Lawrence S. Hon and Ajay N. Jain

We present a novel algorithm, MaMF, for identifying transcription factor (TF) binding site motifs. The method is deterministic and depends on an indexing technique to optimize the search process. On common yeast data sets, MaMF performs competitively with other methods. We also present results on a challenging group of eight sets of human genes known to be responsive to a diverse group of TFs. In every case, MaMF finds the annotated motif among the top scoring putative motifs, performing better than other motif finders. We analyzed the remaining high scoring motifs and show that many correspond to other TFs that are known to co-occur with the annotated TF motifs. The significant and frequent presence of co-occurring transcription factor binding sites explains in part the difficulty of human motif finding.
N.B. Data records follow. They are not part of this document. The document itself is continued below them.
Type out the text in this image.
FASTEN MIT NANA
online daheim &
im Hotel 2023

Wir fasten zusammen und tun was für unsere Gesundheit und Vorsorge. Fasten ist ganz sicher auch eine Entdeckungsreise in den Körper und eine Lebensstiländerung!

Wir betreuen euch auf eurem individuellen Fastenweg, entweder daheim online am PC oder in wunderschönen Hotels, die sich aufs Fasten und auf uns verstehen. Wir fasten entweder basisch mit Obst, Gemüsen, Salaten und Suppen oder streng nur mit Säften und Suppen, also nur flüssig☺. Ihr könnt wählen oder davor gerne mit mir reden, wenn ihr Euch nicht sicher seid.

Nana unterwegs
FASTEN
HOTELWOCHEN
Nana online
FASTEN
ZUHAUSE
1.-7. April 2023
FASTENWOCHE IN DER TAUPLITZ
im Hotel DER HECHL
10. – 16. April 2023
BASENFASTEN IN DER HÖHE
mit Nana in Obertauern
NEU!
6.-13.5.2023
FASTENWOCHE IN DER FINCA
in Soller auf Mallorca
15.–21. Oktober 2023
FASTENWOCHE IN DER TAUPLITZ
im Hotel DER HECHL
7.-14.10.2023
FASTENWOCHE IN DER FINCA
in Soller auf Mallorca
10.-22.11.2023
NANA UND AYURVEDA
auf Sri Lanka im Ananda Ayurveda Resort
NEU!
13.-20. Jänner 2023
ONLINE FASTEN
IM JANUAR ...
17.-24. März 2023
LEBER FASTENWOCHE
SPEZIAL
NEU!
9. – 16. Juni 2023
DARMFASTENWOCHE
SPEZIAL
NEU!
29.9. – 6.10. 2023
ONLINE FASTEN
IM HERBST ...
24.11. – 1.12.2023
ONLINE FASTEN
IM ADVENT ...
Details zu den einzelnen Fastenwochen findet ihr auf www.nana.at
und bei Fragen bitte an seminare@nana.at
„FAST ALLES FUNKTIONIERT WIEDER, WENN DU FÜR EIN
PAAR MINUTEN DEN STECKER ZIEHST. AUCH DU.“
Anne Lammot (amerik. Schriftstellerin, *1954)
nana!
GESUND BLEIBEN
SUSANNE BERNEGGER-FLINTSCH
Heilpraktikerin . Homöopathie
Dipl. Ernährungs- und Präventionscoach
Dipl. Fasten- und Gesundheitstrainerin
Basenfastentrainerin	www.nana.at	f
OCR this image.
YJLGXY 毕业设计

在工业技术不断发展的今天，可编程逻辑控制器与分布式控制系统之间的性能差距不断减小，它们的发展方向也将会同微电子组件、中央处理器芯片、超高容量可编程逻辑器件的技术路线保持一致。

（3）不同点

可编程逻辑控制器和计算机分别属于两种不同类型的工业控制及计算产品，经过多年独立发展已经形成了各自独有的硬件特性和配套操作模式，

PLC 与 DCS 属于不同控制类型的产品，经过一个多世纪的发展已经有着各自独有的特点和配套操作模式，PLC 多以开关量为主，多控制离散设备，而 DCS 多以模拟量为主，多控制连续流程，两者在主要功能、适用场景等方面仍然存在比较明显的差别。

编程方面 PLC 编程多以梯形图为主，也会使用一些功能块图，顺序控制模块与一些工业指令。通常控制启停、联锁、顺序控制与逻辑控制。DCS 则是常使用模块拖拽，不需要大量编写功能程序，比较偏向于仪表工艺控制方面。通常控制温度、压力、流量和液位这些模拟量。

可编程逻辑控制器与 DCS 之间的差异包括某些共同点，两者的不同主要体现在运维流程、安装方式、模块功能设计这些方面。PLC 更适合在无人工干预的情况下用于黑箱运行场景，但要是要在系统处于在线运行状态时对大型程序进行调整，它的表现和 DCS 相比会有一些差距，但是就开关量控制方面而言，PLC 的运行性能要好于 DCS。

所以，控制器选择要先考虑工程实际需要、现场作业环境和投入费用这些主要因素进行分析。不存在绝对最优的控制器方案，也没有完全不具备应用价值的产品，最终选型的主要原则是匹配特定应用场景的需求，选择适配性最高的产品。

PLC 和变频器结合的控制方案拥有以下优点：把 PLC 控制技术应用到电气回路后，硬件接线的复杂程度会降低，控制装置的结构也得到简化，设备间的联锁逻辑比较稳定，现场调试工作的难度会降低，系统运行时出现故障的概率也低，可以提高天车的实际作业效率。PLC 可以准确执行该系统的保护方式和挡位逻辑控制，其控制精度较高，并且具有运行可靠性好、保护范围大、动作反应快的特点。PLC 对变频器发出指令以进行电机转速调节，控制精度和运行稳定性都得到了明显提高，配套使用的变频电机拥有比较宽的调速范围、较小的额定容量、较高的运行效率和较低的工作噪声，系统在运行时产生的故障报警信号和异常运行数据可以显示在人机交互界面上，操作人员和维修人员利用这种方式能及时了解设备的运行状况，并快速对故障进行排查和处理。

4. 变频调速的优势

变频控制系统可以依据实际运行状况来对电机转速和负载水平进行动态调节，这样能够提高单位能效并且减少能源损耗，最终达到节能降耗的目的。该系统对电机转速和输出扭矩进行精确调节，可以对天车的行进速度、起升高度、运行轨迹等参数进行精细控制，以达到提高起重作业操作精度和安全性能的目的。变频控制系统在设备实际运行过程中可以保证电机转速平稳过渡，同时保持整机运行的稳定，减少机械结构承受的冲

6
MaMF is a very fast algorithm, suitable for application to large numbers of interesting gene sets.

Supplemental Data

Downloadable files include:

  • The MaMF code and human data archive. The main experiments can be reproduced using this file. (10MB)
  • stuart-dbtss-human-subset10.zip contains the microarray experiments obtained from Stuart et al, used to compute the expression ratio (ER) (see paper). (9MB)
  • lower-organisms.zip contains promoter sequence, binding sites, and background distributions for the four yeast and e. coli examples used in the paper. (2MB)
  • allhom-masked.zip contains 10k upstream of a large number of human Refseq genes used to generate the background distribution in the human examples. (9MB)
The archives should be extracted to the same directory. Please see readme.txt in the mamf.zip archive for details in using MaMF. MaMF runs using the Cygwin environment for Windows, which can be obtained at www.cygwin.com.